Bisogna arrivare all’ingresso di Oristano, sotto il ponte dove si trova lo svincolo per Torregrande, per vedere il primo. E si resta grandemente delusi, sempre per rimanere sullo stesso percorso, se ci si attende che un cartellone, un manifesto pubblicitario, o almeno una foto a scelta tra pugilatori, arcieri e guerrieri, faccia capolino lungo la strada più trafficata dell’isola per dire: siamo qui, siamo a casa, ci trovate al Museo civico Marongiu di Cabras. Siamo sei su 25, ma almeno noi ci siamo. Belli belli: se proprio insistete, gli altri li trovate al Museo archeologico nazionale di Cagliari. E invece.

Cartellonistica assente. E invece, il nulla. Pubblicitariamente parlando, si intende. Da Ghilarza in giù, nell’ordine, si incontrano i cartelloni di Casa Gramsci, Losa – con annesso punto ristoro –, il tour dei nuraghi di Morgongiori, il museo del Territorio di Villanovaforru, le terme di Sardara, la chiesa di San Paolo a Milis, Santa Sofia a San Vero, Nostra Signora di Bonacattu a Bonarcado. E, ovviamente, Santa Cristina di Paulilatino. Per trovare il primo segnale di Tharros – ma senza alcuna precisazione, si deve arrivare a sei chilometri da Oristano.

Sui cartelloni che indicano la presenza dei Giganti ci si imbatte a Cabras. Lì, ci sono: vicino al Museo, un po’ più lontano, assieme ad alcuni manifesti che pubblicizzano Tharros, che fa peraltro parte del sistema museale della cittadina lagunare. Le cui visite sono gestite dalla cooperativa Penisola del Sinis, la stessa che di occupa del Museo. Ma se non ci si viene apposta, certamente non se ne trova indicazione. Eppure, già nel 2009 (giuntaSoru) c’era un impegno della Regione per rivedere la cartellonistica turistica-archeologica. Non se ne è fatto niente, nemmeno con la successiva giunta Cappellacci.
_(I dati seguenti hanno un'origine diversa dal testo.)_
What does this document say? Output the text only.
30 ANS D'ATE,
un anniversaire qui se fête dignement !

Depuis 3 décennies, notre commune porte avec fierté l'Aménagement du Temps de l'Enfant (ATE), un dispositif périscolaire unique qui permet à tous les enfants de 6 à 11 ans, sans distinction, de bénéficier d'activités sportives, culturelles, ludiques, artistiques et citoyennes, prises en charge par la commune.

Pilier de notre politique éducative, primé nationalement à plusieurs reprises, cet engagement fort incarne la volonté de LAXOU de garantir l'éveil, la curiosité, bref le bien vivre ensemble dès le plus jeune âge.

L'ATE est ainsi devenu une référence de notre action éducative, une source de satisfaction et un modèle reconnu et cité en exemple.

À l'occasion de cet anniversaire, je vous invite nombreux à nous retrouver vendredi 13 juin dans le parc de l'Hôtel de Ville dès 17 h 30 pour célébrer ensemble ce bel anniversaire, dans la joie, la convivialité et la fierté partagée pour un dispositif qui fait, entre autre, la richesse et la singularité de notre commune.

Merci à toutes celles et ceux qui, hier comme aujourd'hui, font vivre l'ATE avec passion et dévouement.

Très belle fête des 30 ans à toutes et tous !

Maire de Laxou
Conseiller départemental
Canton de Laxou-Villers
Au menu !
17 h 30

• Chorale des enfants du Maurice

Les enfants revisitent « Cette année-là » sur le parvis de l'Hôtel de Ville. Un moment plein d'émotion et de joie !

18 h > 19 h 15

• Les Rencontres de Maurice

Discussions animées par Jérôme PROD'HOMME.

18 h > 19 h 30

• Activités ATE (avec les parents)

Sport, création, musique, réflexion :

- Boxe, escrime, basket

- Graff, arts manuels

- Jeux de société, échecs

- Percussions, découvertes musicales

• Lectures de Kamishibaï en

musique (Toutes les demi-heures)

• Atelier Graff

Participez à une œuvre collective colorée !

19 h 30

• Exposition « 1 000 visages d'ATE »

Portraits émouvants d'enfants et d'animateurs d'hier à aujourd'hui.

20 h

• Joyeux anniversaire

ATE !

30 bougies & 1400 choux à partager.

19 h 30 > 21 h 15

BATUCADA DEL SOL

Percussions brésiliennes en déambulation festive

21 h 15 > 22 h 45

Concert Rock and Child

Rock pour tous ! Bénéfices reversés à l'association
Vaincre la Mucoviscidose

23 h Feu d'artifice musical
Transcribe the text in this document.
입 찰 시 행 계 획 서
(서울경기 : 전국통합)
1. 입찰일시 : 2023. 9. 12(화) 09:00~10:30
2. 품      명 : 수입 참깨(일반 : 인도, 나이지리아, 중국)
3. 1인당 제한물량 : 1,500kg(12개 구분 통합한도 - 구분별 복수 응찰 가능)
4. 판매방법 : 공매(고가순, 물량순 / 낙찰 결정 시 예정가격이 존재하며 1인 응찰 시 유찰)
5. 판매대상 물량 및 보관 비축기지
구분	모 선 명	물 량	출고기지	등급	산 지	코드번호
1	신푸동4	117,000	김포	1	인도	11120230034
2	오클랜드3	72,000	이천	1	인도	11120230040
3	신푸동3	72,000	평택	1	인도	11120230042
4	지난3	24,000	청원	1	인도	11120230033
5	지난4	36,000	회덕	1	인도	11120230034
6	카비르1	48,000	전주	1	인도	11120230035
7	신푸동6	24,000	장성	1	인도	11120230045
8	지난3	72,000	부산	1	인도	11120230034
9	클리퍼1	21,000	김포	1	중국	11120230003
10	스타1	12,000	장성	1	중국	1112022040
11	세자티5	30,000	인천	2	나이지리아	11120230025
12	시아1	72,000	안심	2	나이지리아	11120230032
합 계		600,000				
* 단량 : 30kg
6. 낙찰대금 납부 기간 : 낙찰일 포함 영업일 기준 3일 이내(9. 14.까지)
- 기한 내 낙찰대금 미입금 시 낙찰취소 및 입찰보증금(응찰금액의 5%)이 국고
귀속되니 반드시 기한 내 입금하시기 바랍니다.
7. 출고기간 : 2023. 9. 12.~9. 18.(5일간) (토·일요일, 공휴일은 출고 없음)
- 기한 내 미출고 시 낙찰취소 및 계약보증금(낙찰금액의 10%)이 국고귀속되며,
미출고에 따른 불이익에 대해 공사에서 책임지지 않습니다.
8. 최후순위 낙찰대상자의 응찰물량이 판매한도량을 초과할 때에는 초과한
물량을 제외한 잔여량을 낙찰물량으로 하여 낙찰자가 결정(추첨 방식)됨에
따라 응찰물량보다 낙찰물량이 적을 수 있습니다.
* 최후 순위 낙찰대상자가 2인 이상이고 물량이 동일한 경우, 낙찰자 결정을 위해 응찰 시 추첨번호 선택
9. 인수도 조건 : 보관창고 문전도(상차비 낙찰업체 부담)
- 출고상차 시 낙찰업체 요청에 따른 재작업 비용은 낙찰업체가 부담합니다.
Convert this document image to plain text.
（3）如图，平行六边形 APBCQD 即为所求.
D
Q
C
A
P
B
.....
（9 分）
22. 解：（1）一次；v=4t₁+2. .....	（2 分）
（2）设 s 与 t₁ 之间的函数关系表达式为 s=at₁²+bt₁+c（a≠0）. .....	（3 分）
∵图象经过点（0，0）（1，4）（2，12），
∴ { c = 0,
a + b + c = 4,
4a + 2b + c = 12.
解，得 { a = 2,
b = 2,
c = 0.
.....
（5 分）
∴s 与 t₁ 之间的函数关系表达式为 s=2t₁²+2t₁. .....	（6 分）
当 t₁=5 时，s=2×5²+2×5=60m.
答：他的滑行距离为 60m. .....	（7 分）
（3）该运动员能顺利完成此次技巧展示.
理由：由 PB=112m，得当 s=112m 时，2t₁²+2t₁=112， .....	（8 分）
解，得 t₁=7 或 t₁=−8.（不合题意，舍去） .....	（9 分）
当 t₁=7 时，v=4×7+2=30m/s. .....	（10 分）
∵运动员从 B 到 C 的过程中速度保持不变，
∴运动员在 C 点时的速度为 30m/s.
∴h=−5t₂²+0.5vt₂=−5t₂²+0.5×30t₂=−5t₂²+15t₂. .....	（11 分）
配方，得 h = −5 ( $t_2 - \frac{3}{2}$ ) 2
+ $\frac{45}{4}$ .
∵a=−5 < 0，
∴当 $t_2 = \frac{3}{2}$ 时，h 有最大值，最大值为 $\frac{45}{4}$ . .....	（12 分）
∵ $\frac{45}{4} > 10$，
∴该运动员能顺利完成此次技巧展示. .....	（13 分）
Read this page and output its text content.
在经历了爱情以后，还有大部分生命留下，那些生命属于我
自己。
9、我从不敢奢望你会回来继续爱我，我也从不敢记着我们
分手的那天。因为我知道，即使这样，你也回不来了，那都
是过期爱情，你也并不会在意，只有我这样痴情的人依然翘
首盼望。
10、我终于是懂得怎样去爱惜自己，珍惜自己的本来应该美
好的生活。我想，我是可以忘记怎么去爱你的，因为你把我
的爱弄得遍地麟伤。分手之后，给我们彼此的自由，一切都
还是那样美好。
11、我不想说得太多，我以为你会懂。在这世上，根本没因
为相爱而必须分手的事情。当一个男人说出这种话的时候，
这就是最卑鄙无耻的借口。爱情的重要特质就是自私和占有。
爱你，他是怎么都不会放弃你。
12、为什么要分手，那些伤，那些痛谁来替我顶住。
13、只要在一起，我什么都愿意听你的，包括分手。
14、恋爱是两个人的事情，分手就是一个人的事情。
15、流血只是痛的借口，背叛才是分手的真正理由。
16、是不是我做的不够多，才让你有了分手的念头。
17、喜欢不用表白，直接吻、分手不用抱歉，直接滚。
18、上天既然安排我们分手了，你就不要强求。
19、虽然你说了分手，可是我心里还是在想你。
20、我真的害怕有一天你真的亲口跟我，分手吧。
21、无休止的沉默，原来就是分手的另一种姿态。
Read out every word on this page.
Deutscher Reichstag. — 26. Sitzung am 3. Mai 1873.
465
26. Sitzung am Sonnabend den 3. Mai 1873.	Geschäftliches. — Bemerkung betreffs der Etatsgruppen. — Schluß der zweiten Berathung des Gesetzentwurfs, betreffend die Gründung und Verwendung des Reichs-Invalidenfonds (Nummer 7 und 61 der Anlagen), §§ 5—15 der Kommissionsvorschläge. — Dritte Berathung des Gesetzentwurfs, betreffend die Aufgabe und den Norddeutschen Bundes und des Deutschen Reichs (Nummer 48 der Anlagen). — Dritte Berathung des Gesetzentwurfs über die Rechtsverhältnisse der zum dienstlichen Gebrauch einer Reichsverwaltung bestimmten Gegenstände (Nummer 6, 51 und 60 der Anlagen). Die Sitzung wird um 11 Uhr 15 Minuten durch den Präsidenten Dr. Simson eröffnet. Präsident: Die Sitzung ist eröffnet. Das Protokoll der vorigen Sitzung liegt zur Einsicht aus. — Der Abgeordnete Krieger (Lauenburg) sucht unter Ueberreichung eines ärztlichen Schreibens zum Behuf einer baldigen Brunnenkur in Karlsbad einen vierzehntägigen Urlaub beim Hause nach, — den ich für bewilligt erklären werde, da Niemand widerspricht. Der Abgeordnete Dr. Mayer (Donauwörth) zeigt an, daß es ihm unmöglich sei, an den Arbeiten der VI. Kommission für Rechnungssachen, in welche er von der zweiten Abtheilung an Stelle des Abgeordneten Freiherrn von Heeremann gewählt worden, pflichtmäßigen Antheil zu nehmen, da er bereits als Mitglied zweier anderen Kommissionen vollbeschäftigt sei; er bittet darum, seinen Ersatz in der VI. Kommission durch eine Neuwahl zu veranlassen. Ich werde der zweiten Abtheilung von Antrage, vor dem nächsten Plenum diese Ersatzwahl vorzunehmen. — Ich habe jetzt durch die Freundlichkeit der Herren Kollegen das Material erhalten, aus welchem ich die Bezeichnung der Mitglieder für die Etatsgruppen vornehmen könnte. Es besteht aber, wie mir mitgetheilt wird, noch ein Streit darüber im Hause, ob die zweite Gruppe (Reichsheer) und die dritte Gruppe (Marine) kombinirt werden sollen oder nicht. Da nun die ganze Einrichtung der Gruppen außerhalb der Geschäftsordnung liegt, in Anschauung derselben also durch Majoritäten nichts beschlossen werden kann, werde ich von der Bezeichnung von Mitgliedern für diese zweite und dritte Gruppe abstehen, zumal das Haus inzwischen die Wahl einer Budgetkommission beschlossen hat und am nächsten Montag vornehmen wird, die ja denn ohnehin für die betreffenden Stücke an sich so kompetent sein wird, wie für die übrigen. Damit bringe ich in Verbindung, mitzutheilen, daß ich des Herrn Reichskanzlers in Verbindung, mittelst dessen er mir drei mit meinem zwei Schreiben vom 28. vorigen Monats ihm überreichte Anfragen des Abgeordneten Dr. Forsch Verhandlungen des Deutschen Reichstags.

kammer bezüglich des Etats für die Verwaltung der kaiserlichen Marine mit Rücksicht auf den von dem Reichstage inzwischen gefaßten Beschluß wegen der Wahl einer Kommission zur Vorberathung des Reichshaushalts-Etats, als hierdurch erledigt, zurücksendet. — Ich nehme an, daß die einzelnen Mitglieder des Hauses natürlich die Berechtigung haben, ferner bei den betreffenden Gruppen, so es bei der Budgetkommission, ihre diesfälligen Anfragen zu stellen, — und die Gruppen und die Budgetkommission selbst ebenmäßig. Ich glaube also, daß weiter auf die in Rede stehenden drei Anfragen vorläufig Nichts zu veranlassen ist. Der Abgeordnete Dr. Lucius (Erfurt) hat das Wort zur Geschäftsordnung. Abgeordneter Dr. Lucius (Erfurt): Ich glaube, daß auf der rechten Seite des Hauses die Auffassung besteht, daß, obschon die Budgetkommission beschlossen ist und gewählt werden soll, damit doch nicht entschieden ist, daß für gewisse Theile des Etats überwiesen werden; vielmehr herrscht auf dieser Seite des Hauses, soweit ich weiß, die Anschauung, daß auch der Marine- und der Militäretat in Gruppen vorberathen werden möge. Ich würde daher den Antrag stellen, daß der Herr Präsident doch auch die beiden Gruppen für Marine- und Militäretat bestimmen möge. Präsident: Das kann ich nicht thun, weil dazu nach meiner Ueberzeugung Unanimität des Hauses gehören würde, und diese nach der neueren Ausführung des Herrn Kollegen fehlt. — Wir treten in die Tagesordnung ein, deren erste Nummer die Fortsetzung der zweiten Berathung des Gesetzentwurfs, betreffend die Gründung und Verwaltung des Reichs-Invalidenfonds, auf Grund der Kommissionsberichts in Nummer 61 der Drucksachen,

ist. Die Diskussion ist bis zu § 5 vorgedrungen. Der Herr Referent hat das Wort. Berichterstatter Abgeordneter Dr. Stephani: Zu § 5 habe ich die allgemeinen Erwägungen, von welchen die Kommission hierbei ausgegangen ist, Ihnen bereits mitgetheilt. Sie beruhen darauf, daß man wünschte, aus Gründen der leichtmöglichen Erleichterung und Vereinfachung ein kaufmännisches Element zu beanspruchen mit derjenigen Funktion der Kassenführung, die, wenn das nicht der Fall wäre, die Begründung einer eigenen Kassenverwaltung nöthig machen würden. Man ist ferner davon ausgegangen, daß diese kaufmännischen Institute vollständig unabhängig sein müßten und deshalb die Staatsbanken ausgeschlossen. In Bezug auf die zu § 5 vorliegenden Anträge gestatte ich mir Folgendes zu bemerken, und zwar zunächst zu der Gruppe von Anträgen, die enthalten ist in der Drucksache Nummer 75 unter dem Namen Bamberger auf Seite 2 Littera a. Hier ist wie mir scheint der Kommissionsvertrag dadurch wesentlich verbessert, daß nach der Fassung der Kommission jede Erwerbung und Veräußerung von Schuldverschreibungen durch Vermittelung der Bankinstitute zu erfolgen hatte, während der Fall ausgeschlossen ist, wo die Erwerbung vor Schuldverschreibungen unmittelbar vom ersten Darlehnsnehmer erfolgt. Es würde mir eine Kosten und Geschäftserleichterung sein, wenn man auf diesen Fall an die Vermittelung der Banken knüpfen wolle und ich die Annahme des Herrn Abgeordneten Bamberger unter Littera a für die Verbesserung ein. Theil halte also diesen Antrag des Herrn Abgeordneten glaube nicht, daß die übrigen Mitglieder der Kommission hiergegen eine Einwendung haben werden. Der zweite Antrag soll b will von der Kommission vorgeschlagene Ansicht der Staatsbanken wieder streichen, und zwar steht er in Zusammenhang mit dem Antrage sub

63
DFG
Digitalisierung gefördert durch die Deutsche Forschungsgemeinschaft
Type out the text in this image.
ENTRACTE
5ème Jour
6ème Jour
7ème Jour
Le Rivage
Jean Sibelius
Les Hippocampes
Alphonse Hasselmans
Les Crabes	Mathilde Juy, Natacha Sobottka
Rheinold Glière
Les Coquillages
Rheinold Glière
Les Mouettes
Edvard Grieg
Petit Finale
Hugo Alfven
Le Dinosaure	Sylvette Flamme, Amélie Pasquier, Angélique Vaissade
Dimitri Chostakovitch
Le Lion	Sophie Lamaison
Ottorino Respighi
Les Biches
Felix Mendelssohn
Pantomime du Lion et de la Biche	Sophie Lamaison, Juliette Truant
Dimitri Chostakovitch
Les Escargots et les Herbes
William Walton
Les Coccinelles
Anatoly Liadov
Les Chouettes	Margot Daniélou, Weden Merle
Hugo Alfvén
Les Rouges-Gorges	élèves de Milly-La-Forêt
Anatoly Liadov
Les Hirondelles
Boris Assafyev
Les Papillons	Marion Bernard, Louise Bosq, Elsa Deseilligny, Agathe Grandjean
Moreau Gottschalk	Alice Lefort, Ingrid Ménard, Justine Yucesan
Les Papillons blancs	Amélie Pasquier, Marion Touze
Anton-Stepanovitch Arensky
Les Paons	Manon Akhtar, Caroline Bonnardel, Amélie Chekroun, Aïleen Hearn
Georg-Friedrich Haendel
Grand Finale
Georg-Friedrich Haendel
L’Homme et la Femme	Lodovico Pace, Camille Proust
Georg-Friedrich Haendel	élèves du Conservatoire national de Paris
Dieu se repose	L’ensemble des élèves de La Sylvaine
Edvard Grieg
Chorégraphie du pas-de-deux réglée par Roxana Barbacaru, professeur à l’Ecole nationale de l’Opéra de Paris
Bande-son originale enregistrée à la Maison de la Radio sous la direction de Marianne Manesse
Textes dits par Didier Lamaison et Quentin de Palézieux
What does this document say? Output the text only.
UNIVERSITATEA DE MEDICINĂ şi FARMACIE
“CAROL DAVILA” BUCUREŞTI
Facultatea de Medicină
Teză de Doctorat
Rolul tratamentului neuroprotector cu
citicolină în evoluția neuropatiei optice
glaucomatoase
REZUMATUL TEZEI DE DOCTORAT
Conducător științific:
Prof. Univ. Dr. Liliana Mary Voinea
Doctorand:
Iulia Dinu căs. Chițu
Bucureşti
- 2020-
Ora tocca alla giunta Pigliaru.

Il Museo. Questo Museo si candida a diventare uno dei siti storici e archeologici più importanti della Sardegna, ma in realtà la portata culturale dei Giganti dovrebbe collocarlo in un contesto turistico internazionale. Già ospita importanti reperti provenienti da Cuccuru is Arrius, testimonianze della millenaria storia dell’isola; ora ha la sua Sala delle feste.

Una saletta, in realtà: i sei Giganti sono stretti l’un l’altro, quasi sparuti senza i loro compagni. Sono celebrità: e ieri mattina ad ammirarli sono arrivate scolaresche ma anche altri visitatori. Solo nel fine settimana quattromila ingressi.

Ad accoglierli, il preparato e gentile personale della coop, ma non una brochure. Non un libro: “Stiamo lavorando, non potevamo dare alle stampe delle brochure prima dell’allestimento. E stiamo lavorando anche sul fronte della cartellonistica, il problema è che ci sono dei tempi tecnici”, dice l’assessore comunale alla Cultura Fenisia Erdas. Che sottolinea: “Abbiamo fatto i salti mortali per inaugurare la mostra nei termini previsti, e comunque prima dell’estate”.

Progetti futuri. Il fatto è che questo Museo con vista sulla laguna, molto bello ma concettualmente superato, fa i conti non solo con le brochure che non ci sono, ma con il bookshop per ora chiuso, così come il punto ristoro. Non c’è traccia di gadget, souvenir, punti interattivi se non l’unico schermo che consente di vedere tutto il corpus dei giganti e dei nuraghi, in 3d. E il preparatissimo personale che accompagna la visita, da solo deve compensare e catturare l’attenzione dei visitatori.

Un problema quando ci si trova davanti ai bambini; la loro visita dura quindici minuti. Perchè manca il contorno, quello che dà il valore aggiunto all’esperienza. Il merchandising, sistema utilizzato in tutti i musei del mondo: al punto shop del British è un fiorire di articoli di ogni tipo, a partire dalle serissime pubblicazioni per concludere con pupazzi, penne, portachiavi, eccetera. E non risulta che Sua Maestà Britannica si sia lamentata per la commercializzazione.

È vero, come sottolinea l’assessore Erdas, che tutto è in preparazione. È che il futuribile sembra fuori luogo e fuori tempo. Ieri pioveva forte, a Cabras. Alcuni visitatori cercavano almeno un distributore automatico di caffè, al Museo. Ci sarà in futuro. Come i cartelloni lungo la 131, le brochure, il bookshop, i gadget. Quello che rende un Museo una impresa culturale e economica. Ci sarà tutto. Forse. Per ora, non c’è.